UN Afghanistan investigation details extrajudicial killings, torture and human rights abuses under Taliban regime
Public Domain / VOA
UN Afghanistan investigation details extrajudicial killings, torture and human rights abuses under Taliban regime

The United Nations Mission in Afghanistan (UNAMA) Wednesday released a report holding the ruling Taliban regime responsible for numerous extrajudicial killings, torture, arbitrary arrests, and other inhumane punishments over the course of nearly a year since the Taliban seized power.

UNAMA’s report extensively outlines the deteriorating human rights situation in Afghanistan since the Taliban takeover. It summarizes the group’s findings during that time with a special focus on the treatment of civilians, the rights of women and girls in Afghanistan, and the restriction of fundamental freedoms. The report also contains recommendations to both the Taliban and the international community on how to best address past incidents and prevent others in the future. 

The report is careful to emphasize that the vast majority of incidents identified by their investigation were committed by either those aligned with the controlling Taliban forces or by the armed insurgent group known as the Islamic State in Iraq and the Levant – Khorasan Province (ISIL-KP).

In total, UNAMA found that Taliban forces engaged in 239 extrajudicial killings, 313 arbitrary arrests and detentions, 46 cases of incommunicado detention, and 73 instances of torture. Most of the incidents targeted former Afghan National Defense and Security Forces (ANDSF) soldiers, officials from the previous administration, ISIL-KP members, or National Resistance Front soldiers. The group also identified an additional 217 instances of excessive or degrading punishments and 118 excessive uses of force by Taliban forces against civilians. Finally, Taliban forces also allegedly engaged in at least 163 human rights violations targeting journalists and 64 violations targeting human rights defenders.

UNAMA also recognized an additional 2106 civilian casualties (700 killed, 1406 wounded), most of which were caused by improvised explosive device attacks attributed to ISIL-KP and unexploded ordnances from the multitude of past conflicts within the region. They also stated that of six journalists who were killed during the last ten months at least five of them were killed by self-identified ISIL-KP members.

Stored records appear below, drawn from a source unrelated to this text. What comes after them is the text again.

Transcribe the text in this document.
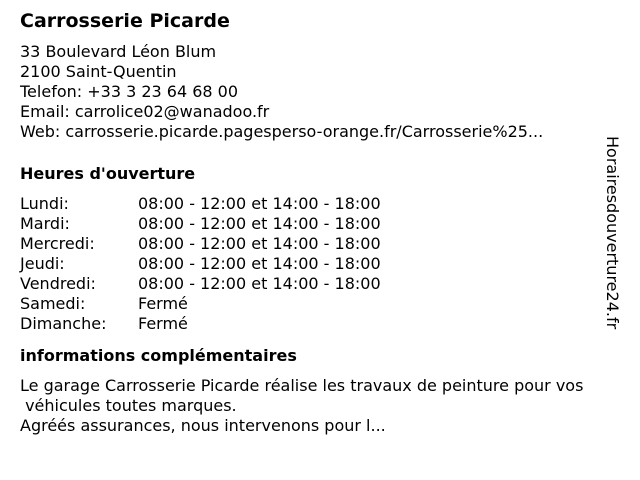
Carrosserie Picarde
33 Boulevard Léon Blum
2100 Saint-Quentin
Telefon: +33 3 23 64 68 00
Email: carrolice02@wanadoo.fr
Web: carrosserie.picarde.pagesperso-orange.fr/Carrosserie%25...
Heures d'ouverture
Lundi:	08:00 - 12:00 et 14:00 - 18:00
Mardi:	08:00 - 12:00 et 14:00 - 18:00
Mercredi:	08:00 - 12:00 et 14:00 - 18:00
Jeudi:	08:00 - 12:00 et 14:00 - 18:00
Vendredi:	08:00 - 12:00 et 14:00 - 18:00
Samedi:	Fermé
Dimanche:	Fermé
informations complémentaires

Le garage Carrosserie Picarde réalise les travaux de peinture pour vos

véhicules toutes marques.

Agréés assurances, nous intervenons pour l...

Horairesdouverture24.fr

In reference to the report Markus Potzel, the Acting Secretary General’s Special Representative for Afghanistan, called on the Taliban to rein in their forces and follow international law stating that:

As reflected by the United Nations Security Council in the extension of UNAMA’s mandate, Afghanistan as a state remains party to a number of instruments concerning human rights and fundamental freedoms. With this in mind, I urge the de facto authorities to do their utmost to address the concerns outlined in our report and meet their international obligations to protect and promote the human rights of all Afghans.